Broadly speaking wide aperture lenses are easier to design the longer the focal length. The reason that you don't see any 400mm f/1.4 lenses is due to manufacturing difficulties, e.g. keeping dispersion low while producing elements of the size required for such apertures. It's worth restating that the designation f/1.4 means that the size of the aperture stop is the focal length divided by 1.4, which for a 400 f/1.4 is a whopping 285mm. Technically it's the image of the aperture stop that must be that size, which means the front element has to be at least that big.
If you look at the widest of Canon's superteles you see a pattern that 150mm seems to be about the limit of what is economical:
400/2.8 = 142mm
600/4.0 = 150mm
800/5.6 = 142mm
Lenses with focal length less that the registration distance (about 46mm for most DSLRs) have to incorporate what's known as a retrofocal design, which is essentially a reverse telephoto group (or "wide converter") at the back of the lens.
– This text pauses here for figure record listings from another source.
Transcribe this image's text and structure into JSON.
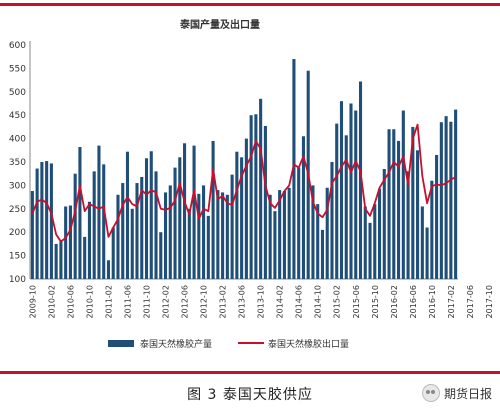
{
  "chart_data": {
    "type": "bar+line",
    "title": "泰国产量及出口量",
    "ylim": [
      100,
      600
    ],
    "yticks": [
      100,
      150,
      200,
      250,
      300,
      350,
      400,
      450,
      500,
      550,
      600
    ],
    "xtick_labels": [
      "2009-10",
      "2010-02",
      "2010-06",
      "2010-10",
      "2011-02",
      "2011-06",
      "2011-10",
      "2012-02",
      "2012-06",
      "2012-10",
      "2013-02",
      "2013-06",
      "2013-10",
      "2014-02",
      "2014-06",
      "2014-10",
      "2015-02",
      "2015-06",
      "2015-10",
      "2016-02",
      "2016-06",
      "2016-10",
      "2017-02",
      "2017-06",
      "2017-10"
    ],
    "grid": false,
    "legend_position": "bottom",
    "series": [
      {
        "name": "泰国天然橡胶产量",
        "type": "bar",
        "color": "#1f4e79",
        "values": [
          288,
          336,
          350,
          352,
          347,
          175,
          180,
          255,
          257,
          325,
          382,
          190,
          265,
          330,
          385,
          345,
          140,
          210,
          280,
          305,
          372,
          250,
          305,
          318,
          358,
          373,
          330,
          200,
          285,
          300,
          338,
          360,
          390,
          250,
          385,
          282,
          300,
          235,
          395,
          290,
          285,
          280,
          323,
          372,
          360,
          400,
          450,
          452,
          485,
          427,
          280,
          245,
          290,
          288,
          295,
          570,
          338,
          405,
          545,
          300,
          260,
          205,
          295,
          350,
          432,
          480,
          407,
          475,
          460,
          522,
          255,
          220,
          260,
          293,
          335,
          420,
          420,
          395,
          460,
          330,
          425,
          375,
          255,
          210,
          310,
          365,
          435,
          448,
          436,
          462
        ]
      },
      {
        "name": "泰国天然橡胶出口量",
        "type": "line",
        "color": "#c8102e",
        "values": [
          240,
          265,
          270,
          262,
          240,
          195,
          180,
          188,
          205,
          245,
          300,
          245,
          260,
          255,
          250,
          255,
          190,
          210,
          228,
          258,
          275,
          260,
          255,
          290,
          280,
          290,
          285,
          250,
          248,
          252,
          268,
          305,
          265,
          238,
          290,
          228,
          250,
          245,
          335,
          270,
          278,
          262,
          258,
          290,
          320,
          342,
          362,
          395,
          378,
          300,
          262,
          252,
          268,
          288,
          300,
          345,
          338,
          362,
          325,
          265,
          240,
          232,
          248,
          305,
          320,
          340,
          355,
          328,
          352,
          330,
          250,
          235,
          262,
          295,
          312,
          328,
          350,
          340,
          362,
          302,
          400,
          430,
          320,
          262,
          298,
          302,
          300,
          305,
          312,
          318
        ]
      }
    ]
  },
  "caption": "图 3 泰国天胶供应",
  "watermark": "期货日报"
}
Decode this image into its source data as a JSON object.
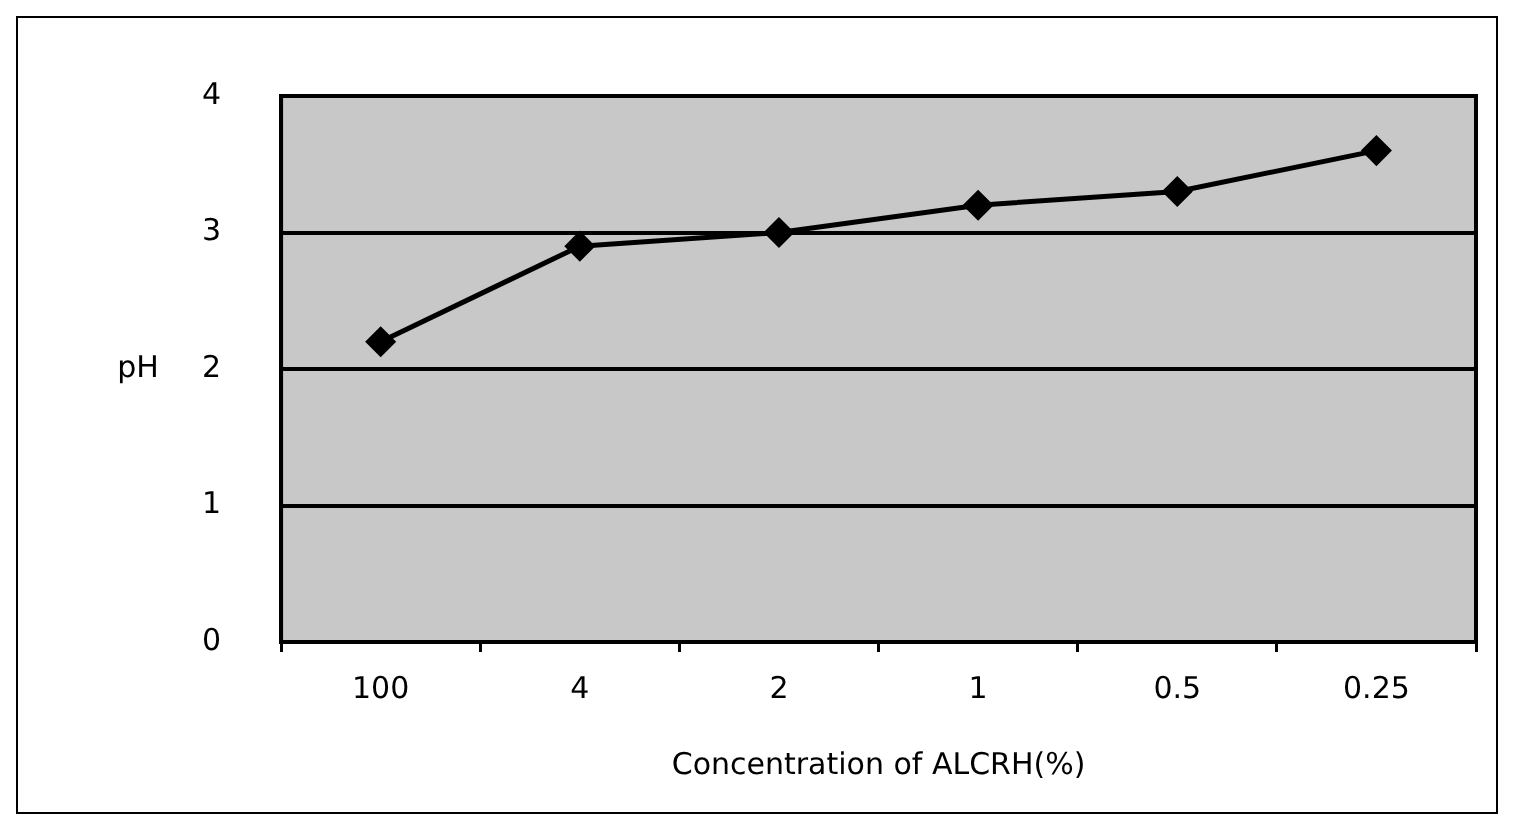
{
  "chart_data": {
    "type": "line",
    "xlabel": "Concentration of ALCRH(%)",
    "ylabel": "pH",
    "categories": [
      "100",
      "4",
      "2",
      "1",
      "0.5",
      "0.25"
    ],
    "series": [
      {
        "color": "#000000",
        "values": [
          2.2,
          2.9,
          3.0,
          3.2,
          3.3,
          3.6
        ]
      }
    ],
    "ylim": [
      0,
      4
    ],
    "yticks": [
      0,
      1,
      2,
      3,
      4
    ],
    "grid": "y",
    "legend": false,
    "marker": "diamond",
    "line_style": "solid"
  }
}
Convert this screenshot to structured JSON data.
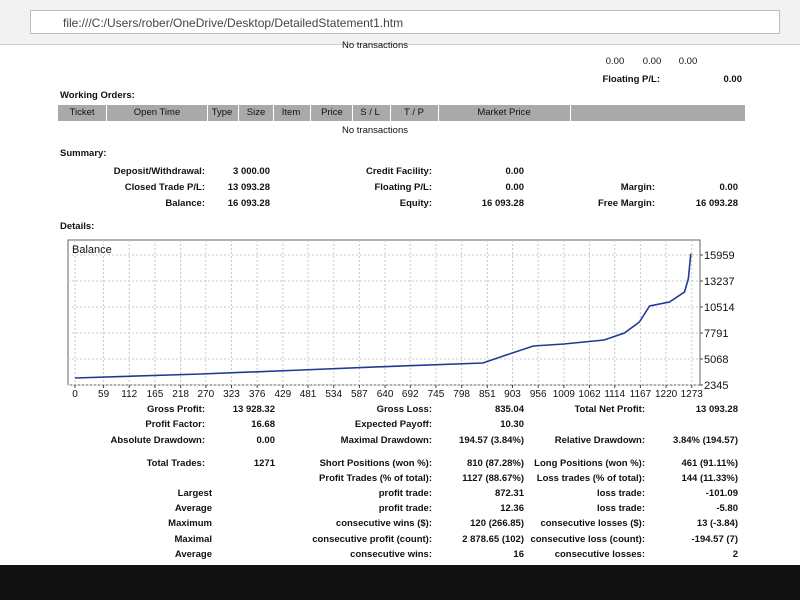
{
  "browser": {
    "url": "file:///C:/Users/rober/OneDrive/Desktop/DetailedStatement1.htm"
  },
  "top": {
    "note": "No transactions",
    "values": [
      "0.00",
      "0.00",
      "0.00"
    ],
    "floating_label": "Floating P/L:",
    "floating_value": "0.00"
  },
  "working_orders": {
    "title": "Working Orders:",
    "columns": [
      "Ticket",
      "Open Time",
      "Type",
      "Size",
      "Item",
      "Price",
      "S / L",
      "T / P",
      "Market Price"
    ],
    "note": "No transactions"
  },
  "summary": {
    "title": "Summary:",
    "rows": [
      [
        [
          "Deposit/Withdrawal:",
          "3 000.00"
        ],
        [
          "Credit Facility:",
          "0.00"
        ],
        null
      ],
      [
        [
          "Closed Trade P/L:",
          "13 093.28"
        ],
        [
          "Floating P/L:",
          "0.00"
        ],
        [
          "Margin:",
          "0.00"
        ]
      ],
      [
        [
          "Balance:",
          "16 093.28"
        ],
        [
          "Equity:",
          "16 093.28"
        ],
        [
          "Free Margin:",
          "16 093.28"
        ]
      ]
    ]
  },
  "details": {
    "title": "Details:"
  },
  "chart_data": {
    "type": "line",
    "title": "Balance",
    "color": "#1f3a93",
    "x": [
      0,
      260,
      468,
      676,
      842,
      884,
      946,
      1009,
      1092,
      1134,
      1165,
      1186,
      1227,
      1258,
      1266,
      1271
    ],
    "values": [
      3080,
      3500,
      3920,
      4340,
      4650,
      5380,
      6430,
      6640,
      7060,
      7790,
      8940,
      10620,
      11040,
      12080,
      13500,
      16093
    ],
    "xlim": [
      0,
      1290
    ],
    "ylim": [
      2345,
      17530
    ],
    "xticks": [
      0,
      59,
      112,
      165,
      218,
      270,
      323,
      376,
      429,
      481,
      534,
      587,
      640,
      692,
      745,
      798,
      851,
      903,
      956,
      1009,
      1062,
      1114,
      1167,
      1220,
      1273
    ],
    "yticks": [
      2345,
      5068,
      7791,
      10514,
      13237,
      15959
    ],
    "grid": true
  },
  "stats": {
    "rows": [
      [
        [
          "Gross Profit:",
          "13 928.32"
        ],
        [
          "Gross Loss:",
          "835.04"
        ],
        [
          "Total Net Profit:",
          "13 093.28"
        ]
      ],
      [
        [
          "Profit Factor:",
          "16.68"
        ],
        [
          "Expected Payoff:",
          "10.30"
        ],
        null
      ],
      [
        [
          "Absolute Drawdown:",
          "0.00"
        ],
        [
          "Maximal Drawdown:",
          "194.57 (3.84%)"
        ],
        [
          "Relative Drawdown:",
          "3.84% (194.57)"
        ]
      ],
      [
        [
          "Total Trades:",
          "1271"
        ],
        [
          "Short Positions (won %):",
          "810 (87.28%)"
        ],
        [
          "Long Positions (won %):",
          "461 (91.11%)"
        ]
      ],
      [
        null,
        [
          "Profit Trades (% of total):",
          "1127 (88.67%)"
        ],
        [
          "Loss trades (% of total):",
          "144 (11.33%)"
        ]
      ],
      [
        [
          "Largest"
        ],
        [
          "profit trade:",
          "872.31"
        ],
        [
          "loss trade:",
          "-101.09"
        ]
      ],
      [
        [
          "Average"
        ],
        [
          "profit trade:",
          "12.36"
        ],
        [
          "loss trade:",
          "-5.80"
        ]
      ],
      [
        [
          "Maximum"
        ],
        [
          "consecutive wins ($):",
          "120 (266.85)"
        ],
        [
          "consecutive losses ($):",
          "13 (-3.84)"
        ]
      ],
      [
        [
          "Maximal"
        ],
        [
          "consecutive profit (count):",
          "2 878.65 (102)"
        ],
        [
          "consecutive loss (count):",
          "-194.57 (7)"
        ]
      ],
      [
        [
          "Average"
        ],
        [
          "consecutive wins:",
          "16"
        ],
        [
          "consecutive losses:",
          "2"
        ]
      ]
    ]
  }
}
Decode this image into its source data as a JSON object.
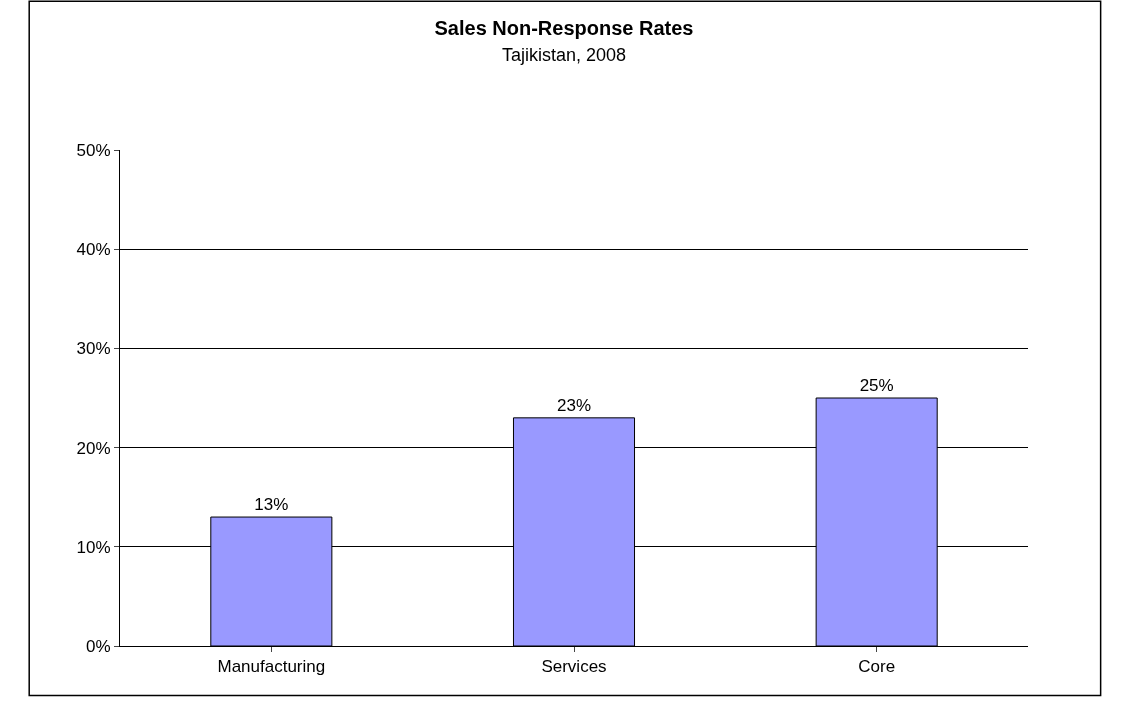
{
  "chart_data": {
    "type": "bar",
    "title": "Sales Non-Response Rates",
    "subtitle": "Tajikistan, 2008",
    "categories": [
      "Manufacturing",
      "Services",
      "Core"
    ],
    "values": [
      13,
      23,
      25
    ],
    "value_labels": [
      "13%",
      "23%",
      "25%"
    ],
    "color": "#9999ff",
    "ylim": [
      0,
      50
    ],
    "yticks": [
      {
        "value": 0,
        "label": "0%"
      },
      {
        "value": 10,
        "label": "10%"
      },
      {
        "value": 20,
        "label": "20%"
      },
      {
        "value": 30,
        "label": "30%"
      },
      {
        "value": 40,
        "label": "40%"
      },
      {
        "value": 50,
        "label": "50%"
      }
    ],
    "grid": "y"
  }
}
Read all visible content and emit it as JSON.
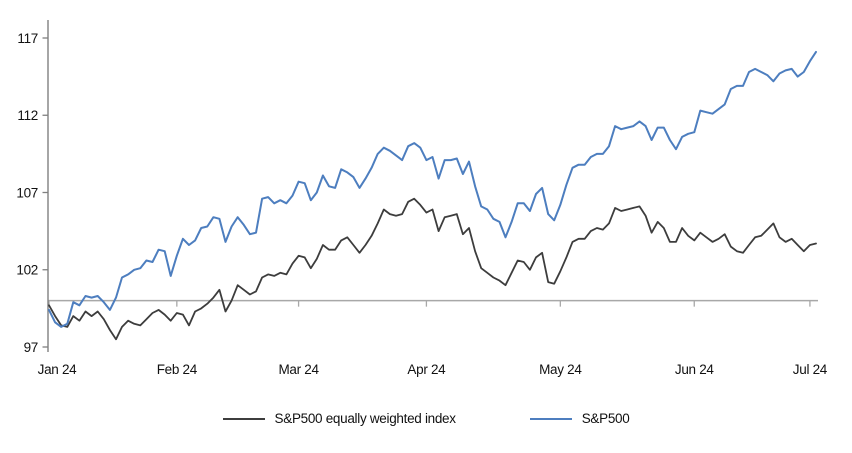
{
  "chart_data": {
    "type": "line",
    "title": "",
    "xlabel": "",
    "ylabel": "",
    "axis_range": [
      97,
      117
    ],
    "y_ticks": [
      117,
      112,
      107,
      102,
      97
    ],
    "baseline_value": 100,
    "grid": "off",
    "legend_position": "bottom",
    "x_ticks": [
      {
        "label": "Jan 24",
        "index": 0
      },
      {
        "label": "Feb 24",
        "index": 21
      },
      {
        "label": "Mar 24",
        "index": 41
      },
      {
        "label": "Apr 24",
        "index": 62
      },
      {
        "label": "May 24",
        "index": 84
      },
      {
        "label": "Jun 24",
        "index": 106
      },
      {
        "label": "Jul 24",
        "index": 125
      }
    ],
    "colors": {
      "axis": "#808080",
      "baseline": "#a8a8a8",
      "text": "#111111",
      "sp500_ew": "#3d3d3d",
      "sp500": "#4d7ebf"
    },
    "series": [
      {
        "name": "S&P500 equally weighted index",
        "color": "#3d3d3d",
        "values": [
          99.7,
          99.0,
          98.4,
          98.3,
          99.0,
          98.7,
          99.3,
          99.0,
          99.3,
          98.8,
          98.1,
          97.5,
          98.3,
          98.7,
          98.5,
          98.4,
          98.8,
          99.2,
          99.4,
          99.1,
          98.7,
          99.2,
          99.1,
          98.4,
          99.3,
          99.5,
          99.8,
          100.2,
          100.7,
          99.3,
          100.0,
          101.0,
          100.7,
          100.4,
          100.6,
          101.5,
          101.7,
          101.6,
          101.8,
          101.7,
          102.4,
          102.9,
          102.8,
          102.1,
          102.7,
          103.6,
          103.3,
          103.3,
          103.9,
          104.1,
          103.6,
          103.1,
          103.6,
          104.2,
          105.0,
          105.9,
          105.6,
          105.5,
          105.6,
          106.4,
          106.6,
          106.2,
          105.7,
          105.9,
          104.5,
          105.4,
          105.5,
          105.6,
          104.3,
          104.7,
          103.2,
          102.1,
          101.8,
          101.5,
          101.3,
          101.0,
          101.8,
          102.6,
          102.5,
          102.0,
          102.8,
          103.1,
          101.2,
          101.1,
          101.9,
          102.8,
          103.8,
          104.0,
          104.0,
          104.5,
          104.7,
          104.6,
          105.0,
          106.0,
          105.8,
          105.9,
          106.0,
          106.1,
          105.5,
          104.4,
          105.1,
          104.7,
          103.8,
          103.8,
          104.7,
          104.2,
          103.9,
          104.4,
          104.1,
          103.8,
          104.0,
          104.3,
          103.5,
          103.2,
          103.1,
          103.6,
          104.1,
          104.2,
          104.6,
          105.0,
          104.1,
          103.8,
          104.0,
          103.6,
          103.2,
          103.6,
          103.7
        ]
      },
      {
        "name": "S&P500",
        "color": "#4d7ebf",
        "values": [
          99.4,
          98.6,
          98.3,
          98.5,
          99.9,
          99.7,
          100.3,
          100.2,
          100.3,
          99.9,
          99.4,
          100.2,
          101.5,
          101.7,
          102.0,
          102.1,
          102.6,
          102.5,
          103.3,
          103.2,
          101.6,
          102.9,
          104.0,
          103.6,
          103.9,
          104.7,
          104.8,
          105.4,
          105.3,
          103.8,
          104.8,
          105.4,
          104.9,
          104.3,
          104.4,
          106.6,
          106.7,
          106.3,
          106.5,
          106.3,
          106.8,
          107.7,
          107.6,
          106.5,
          107.0,
          108.1,
          107.4,
          107.3,
          108.5,
          108.3,
          108.0,
          107.3,
          107.9,
          108.6,
          109.5,
          109.9,
          109.7,
          109.4,
          109.1,
          110.0,
          110.2,
          109.9,
          109.1,
          109.3,
          107.9,
          109.1,
          109.1,
          109.2,
          108.2,
          109.0,
          107.4,
          106.1,
          105.9,
          105.3,
          105.1,
          104.1,
          105.1,
          106.3,
          106.3,
          105.8,
          106.9,
          107.3,
          105.6,
          105.2,
          106.2,
          107.5,
          108.6,
          108.8,
          108.8,
          109.3,
          109.5,
          109.5,
          110.0,
          111.3,
          111.1,
          111.2,
          111.3,
          111.6,
          111.3,
          110.4,
          111.2,
          111.2,
          110.4,
          109.8,
          110.6,
          110.8,
          110.9,
          112.3,
          112.2,
          112.1,
          112.4,
          112.7,
          113.7,
          113.9,
          113.9,
          114.8,
          115.0,
          114.8,
          114.6,
          114.2,
          114.7,
          114.9,
          115.0,
          114.5,
          114.8,
          115.5,
          116.1
        ]
      }
    ]
  },
  "legend": {
    "ew_label": "S&P500 equally weighted index",
    "sp_label": "S&P500"
  }
}
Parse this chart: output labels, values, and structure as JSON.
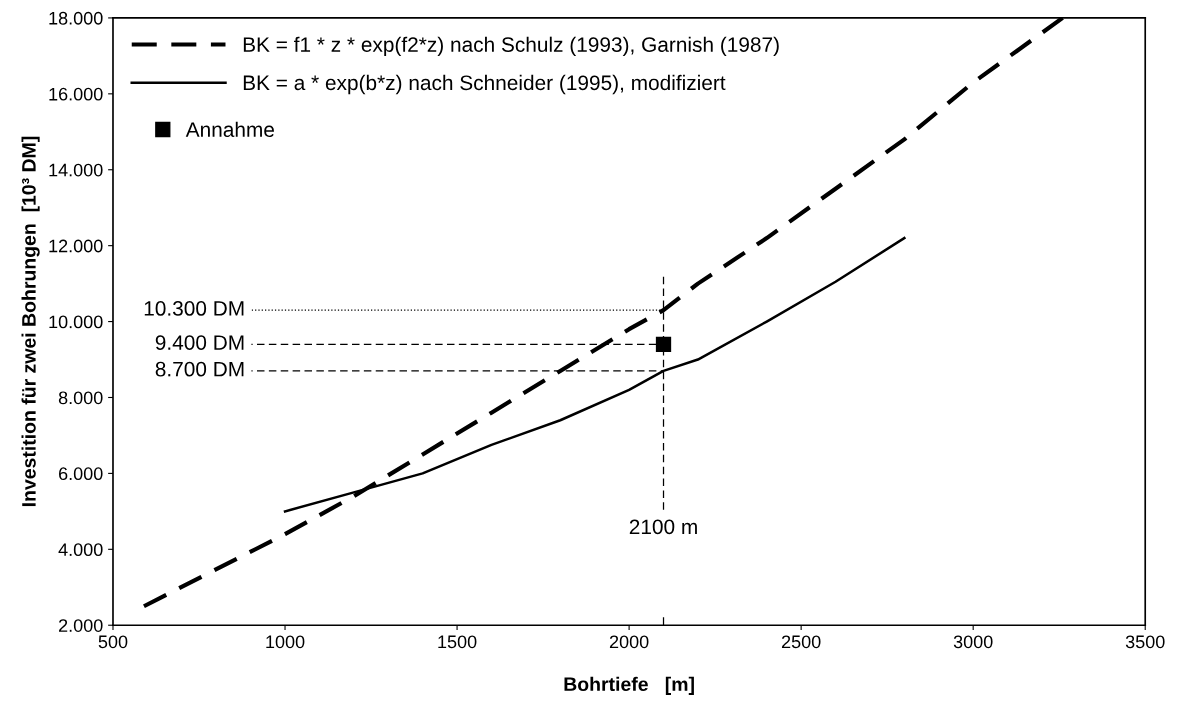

The wider the lens the more corrections have to be performed due to the retrofocal design, and these corrections are more difficult for wide apertures lenses.
You can see this if you look at the design of the Canon 24mm f/2.8 and 50mm f/1.8:
Canon 24mm f/2.8
The reason 50mm offer such good price/performance ratio when it comes to aperture is that for 35mm cameras that 50mm sits at the sweet spot where the focal length is long enough to allow a simpler non retrofocal design, but not too long that large pieces of glass have to be used to give a good f/number.